2. The method according to claim 1, characterized in that, The ultimate load regression model in step (2) adopts a multiple linear or piecewise linear regression form, and the relationship between stiffness degradation and span-to-depth ratio and core column spacing adopts an exponential or power function regression form. and The relationship is obtained by fitting a single-peak function or a piecewise function to ensure that the error is controlled within a preset threshold in the target parameter domain.

3. The method according to claim 1 or 2, characterized in that, The multi-objective optimization in step (4) simultaneously considers the following constraints: (1) The flexural bearing capacity of the section is not less than the design bending moment, and the shear bearing capacity is not less than the design shear force; (2) The deflection in the serviceability limit state does not exceed a certain proportion of the span, and the crack width does not exceed the limit specified in the code; (3) The self-weight of the core column plate does not exceed the upper limit of the design self-weight and / or the void ratio is not lower than the target void ratio.

4. The method according to any one of claims 1 to 3, characterized in that, The multi-objective optimization algorithm in step (4) is a combination of one or more of the following: genetic algorithm, particle swarm optimization algorithm, or multi-objective heuristic algorithm. The convergence efficiency is improved by training and validating existing examples in the database.

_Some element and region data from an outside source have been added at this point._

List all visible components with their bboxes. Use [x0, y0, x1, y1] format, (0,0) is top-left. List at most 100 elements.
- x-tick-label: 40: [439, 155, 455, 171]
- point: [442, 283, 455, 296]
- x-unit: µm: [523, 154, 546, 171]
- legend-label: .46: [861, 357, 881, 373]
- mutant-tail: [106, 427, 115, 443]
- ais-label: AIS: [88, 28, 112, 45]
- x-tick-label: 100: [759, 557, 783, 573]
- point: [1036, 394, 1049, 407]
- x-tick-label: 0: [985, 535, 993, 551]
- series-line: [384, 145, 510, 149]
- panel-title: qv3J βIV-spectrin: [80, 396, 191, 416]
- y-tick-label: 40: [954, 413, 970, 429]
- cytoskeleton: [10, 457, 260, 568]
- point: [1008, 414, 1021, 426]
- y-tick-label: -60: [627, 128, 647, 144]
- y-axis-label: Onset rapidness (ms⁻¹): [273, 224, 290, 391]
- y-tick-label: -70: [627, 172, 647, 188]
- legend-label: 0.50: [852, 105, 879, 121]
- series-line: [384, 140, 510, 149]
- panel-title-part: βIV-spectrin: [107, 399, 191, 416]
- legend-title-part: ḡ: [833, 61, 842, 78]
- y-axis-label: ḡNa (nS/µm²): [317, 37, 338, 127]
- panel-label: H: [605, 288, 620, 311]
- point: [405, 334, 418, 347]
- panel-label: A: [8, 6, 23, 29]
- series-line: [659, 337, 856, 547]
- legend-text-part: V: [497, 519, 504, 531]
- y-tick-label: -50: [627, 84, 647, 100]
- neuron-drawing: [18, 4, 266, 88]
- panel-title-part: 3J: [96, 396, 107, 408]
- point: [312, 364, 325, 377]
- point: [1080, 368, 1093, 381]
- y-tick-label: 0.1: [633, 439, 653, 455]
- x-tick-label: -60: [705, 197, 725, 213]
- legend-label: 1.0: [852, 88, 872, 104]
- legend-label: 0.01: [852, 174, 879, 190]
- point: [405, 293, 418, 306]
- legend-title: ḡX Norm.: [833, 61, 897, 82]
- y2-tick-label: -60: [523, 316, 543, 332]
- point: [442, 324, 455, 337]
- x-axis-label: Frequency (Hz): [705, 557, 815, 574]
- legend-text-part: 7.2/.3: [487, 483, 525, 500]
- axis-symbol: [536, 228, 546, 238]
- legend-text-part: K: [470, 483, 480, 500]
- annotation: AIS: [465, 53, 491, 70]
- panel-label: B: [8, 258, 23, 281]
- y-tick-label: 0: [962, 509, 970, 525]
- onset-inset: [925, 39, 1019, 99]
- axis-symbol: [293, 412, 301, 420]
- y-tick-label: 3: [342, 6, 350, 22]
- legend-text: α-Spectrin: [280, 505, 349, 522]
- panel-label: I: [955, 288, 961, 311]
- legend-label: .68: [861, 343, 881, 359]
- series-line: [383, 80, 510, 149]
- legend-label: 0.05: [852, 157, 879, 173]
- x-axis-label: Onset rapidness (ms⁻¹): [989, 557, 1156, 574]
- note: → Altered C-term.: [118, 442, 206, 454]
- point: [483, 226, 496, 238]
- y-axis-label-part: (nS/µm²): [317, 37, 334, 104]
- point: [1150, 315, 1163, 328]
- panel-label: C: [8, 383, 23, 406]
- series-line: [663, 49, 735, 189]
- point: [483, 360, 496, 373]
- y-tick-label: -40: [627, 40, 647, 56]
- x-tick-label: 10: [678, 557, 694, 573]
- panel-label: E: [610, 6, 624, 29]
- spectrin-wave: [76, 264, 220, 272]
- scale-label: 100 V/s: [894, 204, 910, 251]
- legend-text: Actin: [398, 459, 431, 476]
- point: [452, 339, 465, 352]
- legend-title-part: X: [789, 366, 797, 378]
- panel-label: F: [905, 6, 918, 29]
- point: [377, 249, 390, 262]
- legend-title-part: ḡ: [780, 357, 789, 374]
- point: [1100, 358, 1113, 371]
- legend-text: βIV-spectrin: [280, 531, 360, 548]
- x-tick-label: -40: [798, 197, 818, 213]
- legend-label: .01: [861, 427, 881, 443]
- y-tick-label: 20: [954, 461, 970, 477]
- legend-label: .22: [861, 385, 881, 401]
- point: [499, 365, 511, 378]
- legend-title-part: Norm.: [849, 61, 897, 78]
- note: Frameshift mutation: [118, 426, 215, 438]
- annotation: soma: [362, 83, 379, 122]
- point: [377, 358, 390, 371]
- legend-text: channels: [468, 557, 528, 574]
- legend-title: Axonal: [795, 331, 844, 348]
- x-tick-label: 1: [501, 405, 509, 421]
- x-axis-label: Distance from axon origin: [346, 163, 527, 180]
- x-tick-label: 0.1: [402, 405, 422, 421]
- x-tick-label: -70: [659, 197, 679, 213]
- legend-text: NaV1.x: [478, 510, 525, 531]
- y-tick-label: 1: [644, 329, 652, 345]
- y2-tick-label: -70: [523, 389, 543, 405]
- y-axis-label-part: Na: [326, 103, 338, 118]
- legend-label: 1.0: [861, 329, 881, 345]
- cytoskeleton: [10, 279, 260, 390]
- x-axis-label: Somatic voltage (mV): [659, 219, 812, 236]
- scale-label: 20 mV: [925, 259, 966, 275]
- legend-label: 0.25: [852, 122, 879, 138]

5. A rapid design system for core plates based on finite element parameter regression, characterized in that, include: (1) A parameterized finite element results database is used to store the load-bearing capacity, stiffness and crack performance indicators under different combinations of UHPC materials and structural parameters, as well as the empirical formulas obtained by regression from them. (2) Regression analysis module, used to clean the data, extract features and fit regressions of the newly added finite element calculation results, and update the empirical formula; (3) Constraint solution and optimization module, used to call the database and empirical formula according to the engineering design input, establish and solve the multi-objective optimization model, and obtain the best combination of cross-sectional parameters that meet the constraints of bearing capacity, deflection and self-weight / void ratio; (4) Graphical component generation module, used to automatically generate the cross-sectional schematic diagram, reinforcement diagram and verification report of the core column plate based on the optimization results; (5) User interaction interface, used to input the plate span, plate width, design load, allowable deflection and crack width limit and target void ratio or self-weight upper limit, and display the optimization results and graphical output; wherein, the system is deployed on a server or local terminal, and the corresponding computer program is executed by the processor to realize the module function.

6. The system according to claim 5, characterized in that, Each record in the parametric finite element results database includes at least: UHPC compressive strength, tensile strength, tensile reinforcement ratio, upper and lower plate thickness, core column diameter, core column spacing, rib width, span-to-height ratio, and corresponding ultimate load, key points of the load-deflection curve, stiffness degradation coefficient, and unit volume bearing capacity.

7. The system according to claim 5 or 6, characterized in that, The graphical component generation module is also configured to automatically output standardized BIM family or CAD component block files based on the optimization results, so as to facilitate integration with structural design software.

8. A computer-readable storage medium having a computer program stored thereon, the computer program, when executed by a processor, implementing the steps of the core plate design method as described in any one of claims 1 to 4.